Let $A,B$ be two Hermitian matrices. Let $\lambda_{k}(A)$ denote the $k$-th largest eigenvalue. I want to prove the following inequality.
$$ \sum_{k=1}^{n}\left|\lambda_{k}(A)-\lambda_{k}(B)\right|^{2} \leqslant\|A-B\|_{F}^{2} $$
where
$$\| A - B \|_{F} := \sqrt{\mbox{tr}(A-B)^{H}(A-B)}$$
is equal to
$$\sum_{k=1}^{n} \sigma_{k}^{2}(A-B)$$
where $\sigma_{k}(A-B)$ is the $k$-th largest singular value of matrix $A - B$.
I think this inequality is related to Weyl inequality.
$$ \lambda_{i+j-1}(A+B) \leqslant \lambda_{i}(A)+\lambda_{j}(B) \leqslant \lambda_{i+j-n}(A+B), \quad \forall i+j \geqslant n+1 $$
As its proposition we can prove
$$ \left|\lambda_{k}(A)-\lambda_{k}(B)\right| \leqslant\|A-B\|, \quad \forall k=1,2, \cdots, n $$
Here $\|A-B\|$ is the largest singular value of $(A-B)$.

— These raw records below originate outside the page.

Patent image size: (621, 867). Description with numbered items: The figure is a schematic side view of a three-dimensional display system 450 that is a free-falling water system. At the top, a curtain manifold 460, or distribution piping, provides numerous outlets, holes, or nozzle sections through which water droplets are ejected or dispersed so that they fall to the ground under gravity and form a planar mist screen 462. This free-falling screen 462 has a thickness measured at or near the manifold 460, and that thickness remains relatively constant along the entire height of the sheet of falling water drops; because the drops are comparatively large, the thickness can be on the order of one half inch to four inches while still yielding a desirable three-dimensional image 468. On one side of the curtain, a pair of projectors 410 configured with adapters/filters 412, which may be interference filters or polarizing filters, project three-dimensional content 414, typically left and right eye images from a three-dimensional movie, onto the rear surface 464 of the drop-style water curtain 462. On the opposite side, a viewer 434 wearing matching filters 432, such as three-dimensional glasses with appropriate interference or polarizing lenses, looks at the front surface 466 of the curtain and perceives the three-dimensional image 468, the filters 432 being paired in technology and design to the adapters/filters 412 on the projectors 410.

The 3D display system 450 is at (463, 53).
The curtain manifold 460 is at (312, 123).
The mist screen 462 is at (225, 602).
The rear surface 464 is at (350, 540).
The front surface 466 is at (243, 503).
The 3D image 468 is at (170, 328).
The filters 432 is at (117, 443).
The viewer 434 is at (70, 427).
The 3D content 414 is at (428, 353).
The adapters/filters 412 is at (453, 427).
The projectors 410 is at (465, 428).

But this proposition seems no help to the inequality above. So are there other ways to prove it?
You may assume WLOG that $A\succeq \mathbf 0$ and $B\succeq \mathbf 0$. If not, re-run on $A' = A + \delta I$ and $B' = B + \delta I$ for real $\delta$ large enough. Let $A = Q\Lambda Q^*$ and $B=U\Sigma U^*$. Each diagonal matrix contains eigenvalues in the usual ordering from largest to smallest. Let $C:= Q^*BQ$.

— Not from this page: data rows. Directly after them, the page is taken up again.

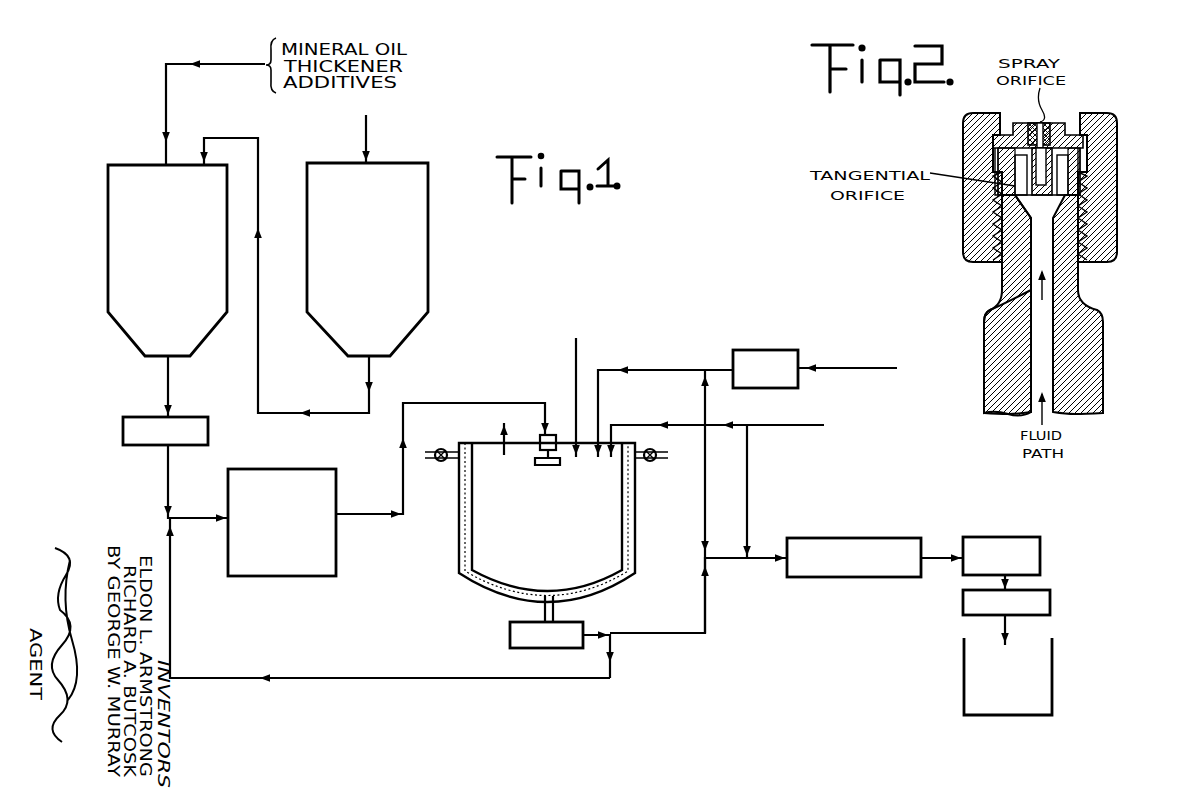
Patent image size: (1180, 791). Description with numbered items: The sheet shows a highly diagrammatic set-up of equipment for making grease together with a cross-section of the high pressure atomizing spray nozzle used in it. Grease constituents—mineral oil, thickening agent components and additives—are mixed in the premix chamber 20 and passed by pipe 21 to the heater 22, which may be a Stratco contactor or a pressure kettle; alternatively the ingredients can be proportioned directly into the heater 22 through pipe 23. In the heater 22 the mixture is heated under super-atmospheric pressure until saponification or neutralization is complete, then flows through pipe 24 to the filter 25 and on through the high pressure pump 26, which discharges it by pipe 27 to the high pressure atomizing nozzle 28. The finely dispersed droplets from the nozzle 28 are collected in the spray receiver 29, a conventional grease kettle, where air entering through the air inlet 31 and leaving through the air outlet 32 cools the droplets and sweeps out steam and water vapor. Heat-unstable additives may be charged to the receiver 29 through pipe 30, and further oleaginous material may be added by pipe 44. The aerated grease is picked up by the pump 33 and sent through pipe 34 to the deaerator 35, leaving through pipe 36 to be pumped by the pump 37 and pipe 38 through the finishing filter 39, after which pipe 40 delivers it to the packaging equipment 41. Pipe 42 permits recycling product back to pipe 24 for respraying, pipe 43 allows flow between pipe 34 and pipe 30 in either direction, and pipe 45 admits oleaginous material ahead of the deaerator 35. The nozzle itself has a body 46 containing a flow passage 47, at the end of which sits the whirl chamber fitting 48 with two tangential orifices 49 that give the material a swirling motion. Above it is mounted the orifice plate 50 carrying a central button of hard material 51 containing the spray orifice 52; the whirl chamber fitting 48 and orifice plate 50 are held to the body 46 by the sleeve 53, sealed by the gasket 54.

In FIG. 1, the premix chamber 20 is at (428, 235).
In FIG. 1, the pipe 21 is at (330, 411).
In FIG. 1, the heater 22 is at (108, 216).
In FIG. 1, the pipe 23 is at (166, 100).
In FIG. 1, the pipe 24 is at (168, 374).
In FIG. 1, the filter 25 is at (123, 430).
In FIG. 1, the high pressure pump 26 is at (283, 577).
In FIG. 1, the pipe 27 is at (452, 380).
In FIG. 1, the high pressure atomizing nozzle 28 is at (540, 466).
In FIG. 2, the high pressure atomizing nozzle 28 is at (1105, 119).
In FIG. 1, the spray receiver 29 is at (460, 535).
In FIG. 1, the pipe 30 is at (660, 370).
In FIG. 1, the air inlet 31 is at (576, 368).
In FIG. 1, the air outlet 32 is at (498, 430).
In FIG. 1, the pump 33 is at (510, 636).
In FIG. 1, the pipe 34 is at (600, 631).
In FIG. 1, the deaerator 35 is at (815, 578).
In FIG. 1, the pipe 36 is at (940, 556).
In FIG. 1, the pump 37 is at (1000, 537).
In FIG. 1, the pipe 38 is at (1008, 580).
In FIG. 1, the finishing filter 39 is at (1052, 602).
In FIG. 1, the pipe 40 is at (1000, 625).
In FIG. 1, the packaging equipment 41 is at (1053, 668).
In FIG. 1, the pipe 42 is at (172, 594).
In FIG. 1, the pipe 43 is at (705, 520).
In FIG. 1, the pipe 44 is at (640, 425).
In FIG. 1, the pipe 45 is at (747, 500).
In FIG. 2, the body 46 is at (984, 322).
In FIG. 2, the flow passage 47 is at (1042, 421).
In FIG. 2, the whirl chamber fitting 48 is at (1020, 197).
In FIG. 2, the orifices 49 is at (1060, 186).
In FIG. 2, the orifice plate 50 is at (993, 141).
In FIG. 2, the central button of hard material 51 is at (1045, 122).
In FIG. 2, the spray orifice 52 is at (1034, 121).
In FIG. 2, the sleeve 53 is at (1105, 238).
In FIG. 2, the gasket 54 is at (1082, 166).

$$\begin{aligned} \sum_{k=1}^{n}\left|\lambda_{k}(A)-\lambda_{k}(B)\right|^{2} &=\big\Vert \Lambda - \Sigma\big \Vert_F^2\\ &=\text{trace}\Big(A^2\Big) - 2\cdot \text{trace}\Big(\Lambda \Sigma\Big)+\text{trace}\Big(C^2\Big)\\ &\leq \text{trace}\Big(A^2\Big) - 2\cdot \text{trace}\Big(\Lambda C\Big)+\text{trace}\Big(C^2\Big)\\ &= \big\Vert \Lambda - C\big \Vert_F^2\\ &=\big\Vert A - B\big \Vert_F^2 \end{aligned}$$
where the inequality
$$\text{trace}\Big(\Lambda C\Big) \leq \text{trace}\Big(\Lambda \Sigma\Big)$$
is justified, e.g., by the von-Neumann trace inequality or application of the trace inequality here.